The link between HIV/AIDS and GBV in Africa (by Evodius Gervas)

Many efforts towards HIV/AIDS prevention, care and treatment services overlook the challenging environment in which women and girls are limited to enjoy their right to access information and services, which is rooted in women’s low status within African societies.
It is now more than three decades since the first three cases of AIDS were reported in Africa. HIV infection has rapidly spread throughout the continent, affecting all sectors of the society. Most infections are transmitted though hetero-sexual intercourse and hence the population groups most severely affected are the sexually active youth, those between 18 and 40 years of age. Women also have a higher risk to become infected than men.
downloadTaking example of Tanzania, Women are heavily burdened by HIV, 690,000 women aged 15 and over living with HIV. According to the 2011-12 Tanzania HIV/AIDS and Malaria Indicator Survey, HIV prevalence for women was 6.2%, compared to 3.8% for men. Women aged 23-24 were also twice as likely to be living with HIV, than men of the same age. HIV prevalence among women ranged from 1% among those aged 15-19 to 10% among women aged 45-49.
Women tend to become infected earlier, because they have older partners and get married earlier. They also experience great difficulty in negotiating safer sex because of gender inequality. In many African societies women cannot decide when to have sex or decide on the use of condoms. When women  ask on uses of condom it can be perceived as immoral. The ‘sugar daddy’ culture is also widespread in Tanzania. Women will often accept the sexual advances of older men, or ‘sugar daddies’ for a variety of reasons, including money, affection and social advancement. Intimate partner violence is also an issue – 35% of Tanzanian women are said to have experienced this.
The impact of the HIV epidemic has been profound and has affected all sectors. Today HIV/AIDS is recognized not only as a major public health concern but also social economic and developmental problem in Africa as in most Sub of Saharan African countries.

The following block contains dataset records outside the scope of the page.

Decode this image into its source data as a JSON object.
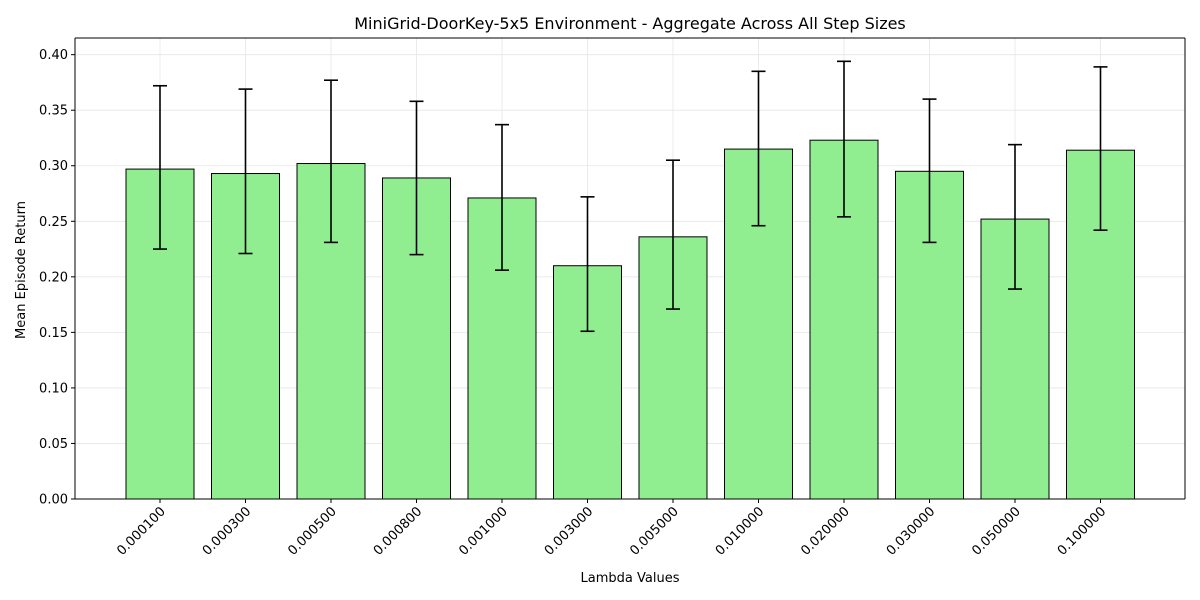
{
  "chart_data": {
    "type": "bar",
    "title": "MiniGrid-DoorKey-5x5 Environment - Aggregate Across All Step Sizes",
    "xlabel": "Lambda Values",
    "ylabel": "Mean Episode Return",
    "ylim": [
      0,
      0.415
    ],
    "yticks": [
      "0.00",
      "0.05",
      "0.10",
      "0.15",
      "0.20",
      "0.25",
      "0.30",
      "0.35",
      "0.40"
    ],
    "grid": true,
    "bar_color": "#90ee90",
    "categories": [
      "0.000100",
      "0.000300",
      "0.000500",
      "0.000800",
      "0.001000",
      "0.003000",
      "0.005000",
      "0.010000",
      "0.020000",
      "0.030000",
      "0.050000",
      "0.100000"
    ],
    "values": [
      0.297,
      0.293,
      0.302,
      0.289,
      0.271,
      0.21,
      0.236,
      0.315,
      0.323,
      0.295,
      0.252,
      0.314
    ],
    "error_upper": [
      0.372,
      0.369,
      0.377,
      0.358,
      0.337,
      0.272,
      0.305,
      0.385,
      0.394,
      0.36,
      0.319,
      0.389
    ],
    "error_lower": [
      0.225,
      0.221,
      0.231,
      0.22,
      0.206,
      0.151,
      0.171,
      0.246,
      0.254,
      0.231,
      0.189,
      0.242
    ]
  }
}
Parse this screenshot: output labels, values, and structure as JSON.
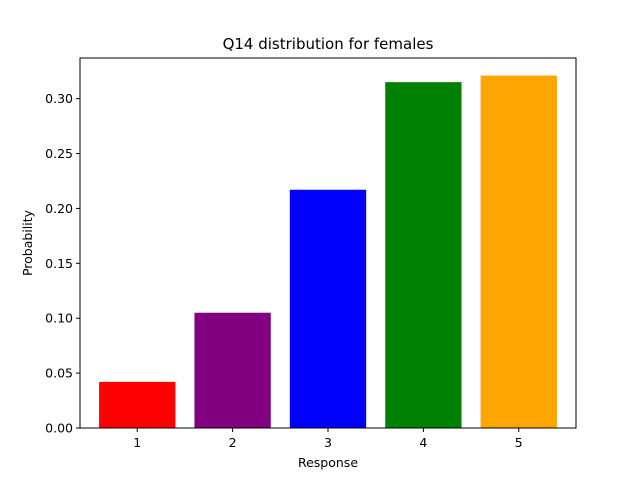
{
  "chart_data": {
    "type": "bar",
    "title": "Q14 distribution for females",
    "xlabel": "Response",
    "ylabel": "Probability",
    "categories": [
      "1",
      "2",
      "3",
      "4",
      "5"
    ],
    "values": [
      0.042,
      0.105,
      0.217,
      0.315,
      0.321
    ],
    "colors": [
      "#ff0000",
      "#800080",
      "#0000ff",
      "#008000",
      "#ffa500"
    ],
    "ylim": [
      0,
      0.337
    ],
    "yticks": [
      0.0,
      0.05,
      0.1,
      0.15,
      0.2,
      0.25,
      0.3
    ],
    "ytick_labels": [
      "0.00",
      "0.05",
      "0.10",
      "0.15",
      "0.20",
      "0.25",
      "0.30"
    ],
    "grid": false,
    "legend": "none"
  }
}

Despite the numbers, Africa has done well to control the HIV epidemic over the last decade. Scaling-up access to antiretroviral treatment has helped Africa minimize the impact the HIV epidemic. Between 2010 and 2013, they contributed 5% to the global total number of people newly accessing treatment. As a result, between 2005 and 2013, the number of women dying from an AIDS-related illness decreased by 44% and the total number of people lives with HIV in Africa. (

Nearly a fifth of all HIV new infections in Africa are due to mother-to-child transmission (MTCT), Tanzania aims to virtually eliminate MTCT and reach 90% of all pregnant women with treatment, reduce the MTCT rate to less than 5%, and maternal and child mortality by 90% by 2017. In 2013 77% of all pregnant women are on antiretroviral treatment for PMTCT.
To reach as many women as possible, 93% of PMTCT services are now integrated with reproductive and child health services. 85% of all women are now tested for HIV during antenatal care visits. This has contributed to a 48% reduction in MTCT from 2009 to 2012. 53% of women are also receiving ART for their own health.
However MTCT rates remain high. This can be attributed to a lack of access to PMTCT services during pregnancy, inefficient antiretroviral drug regimens, drug stock-outs and poor adherence to treatment. Plans are now currently under way to address these issues and to roll out option B+. This happens because many women are living in rural areas where there are a limitation of safe health services and information. Also insufficient resources that are located on health sector hide accessibility of safe services to the women.
downloadHowever, in combating HIV among women, a number of things have to be considered, taking into consideration the part of the population mostly affected by the epidemic. There comes a need to clearly identify the HIV prevention needs and priorities among women living with HIV. Despite the impacts of the epidemic affecting the entire population, some groups are found to be of special concern. These include pregnant women, children and adolescents. They are affected in a different way contrary to other sections in a continent’s population. To tackle the problem, it is essential to identify the prevention needs and priorities among the victims. Unless these needs and priorities are discovered, combating the epidemic will become very difficult or even impossible.
Also we need more initiative and awareness raising activities to eradicate HIV stigma among women/girls living with HIV infection. HIV/AIDS stigma is one of the major public health challenges in Africa, better to make more efforts on women living with HIV/AIDS, Let’s give them a chance to speak out what they need.
Evodius  is a feminist, gender activist, co-founder and Senior Program Manager of the Hakizetu Tanzania, a non profit organization based in Mwanza, Tanzania dedicated to promoting the safety, health and social protection of young women and girls as a preventative strategy against early pregnancies and child/forced marriages. He is also founder of the Economic Empowerment Program on poverty-reduction strategies for survivors of teenage motherhood and child marriage.
He was born and raised in Lake Zone basin of Tanzania,  areas with a big rate of Gender Based Violence and disgrace of human women’ rights. His historical background gives him enthusiasm of empowering the voice of voiceless women/girls to be heard and supported nationally and internationally.